Born in Australia, I grew up in the Big Sky Country of Montana. I spent a bit over a decade training in classical ballet before turning my attention to the study of food and culture.
I wrote my honors thesis at the University of Oklahoma advised by Julia Ehrhardt on the language of the dieting industry, research that I presented at the 2012 annual meeting of the Association for the Study of Food and Society. I went on to study public health nutrition at UC Berkeley, where I also taught undergraduate nutrition courses, finding my true passion in teaching. After marrying my sweet husband (who’s a rock star physical therapist and athlete), I tried my hand at employee wellness, helping to launch Healthy Workforce at Kaiser Permanente.

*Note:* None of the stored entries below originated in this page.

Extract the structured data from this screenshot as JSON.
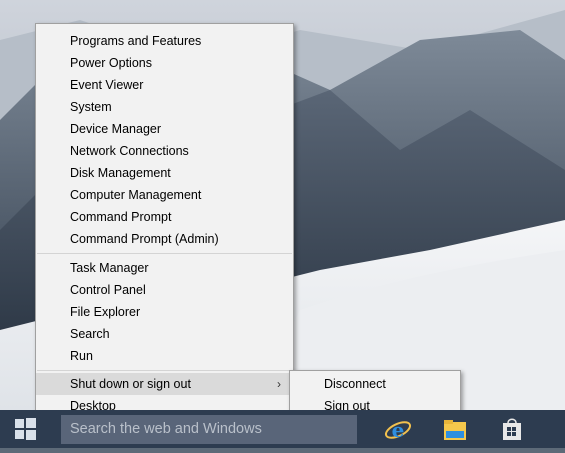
{
  "menu": {
    "groups": [
      [
        "Programs and Features",
        "Power Options",
        "Event Viewer",
        "System",
        "Device Manager",
        "Network Connections",
        "Disk Management",
        "Computer Management",
        "Command Prompt",
        "Command Prompt (Admin)"
      ],
      [
        "Task Manager",
        "Control Panel",
        "File Explorer",
        "Search",
        "Run"
      ]
    ],
    "shutdown_label": "Shut down or sign out",
    "desktop_label": "Desktop"
  },
  "submenu": {
    "items": [
      "Disconnect",
      "Sign out"
    ]
  },
  "taskbar": {
    "search_placeholder": "Search the web and Windows",
    "icons": [
      "windows-start-icon",
      "internet-explorer-icon",
      "file-explorer-icon",
      "store-icon"
    ]
  }
}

I began the MLA in Gastronomy program at Boston University in fall 2011, while continuing to work with Healthy Workforce. My research interests tend to gather around representations of food and food-related phenomena in popular culture, as well as the connections between food studies, nutrition, and public health. My masters thesis, advised by Warren Belasco, analyzes the marketing of the three leading diet programs in the United States (Weight Watchers, Nutrisystem, and Jenny Craig) to men in the twenty-first century, exploring constructions of masculinity in an age of obesity.
I will conclude my Gastronomy studies at BU this summer and am eager to begin the American Studies Ph.D. program at Brown University in fall 2013.
As I continue my interdisciplinary studies of food, nutrition, and public health, this blog is a place for some of my finished work, as well as lots of projects that are in process or ideas that are just rumbling around in my mind. Please feel free to comment and engage! It’s okay to be critical, but please be kind.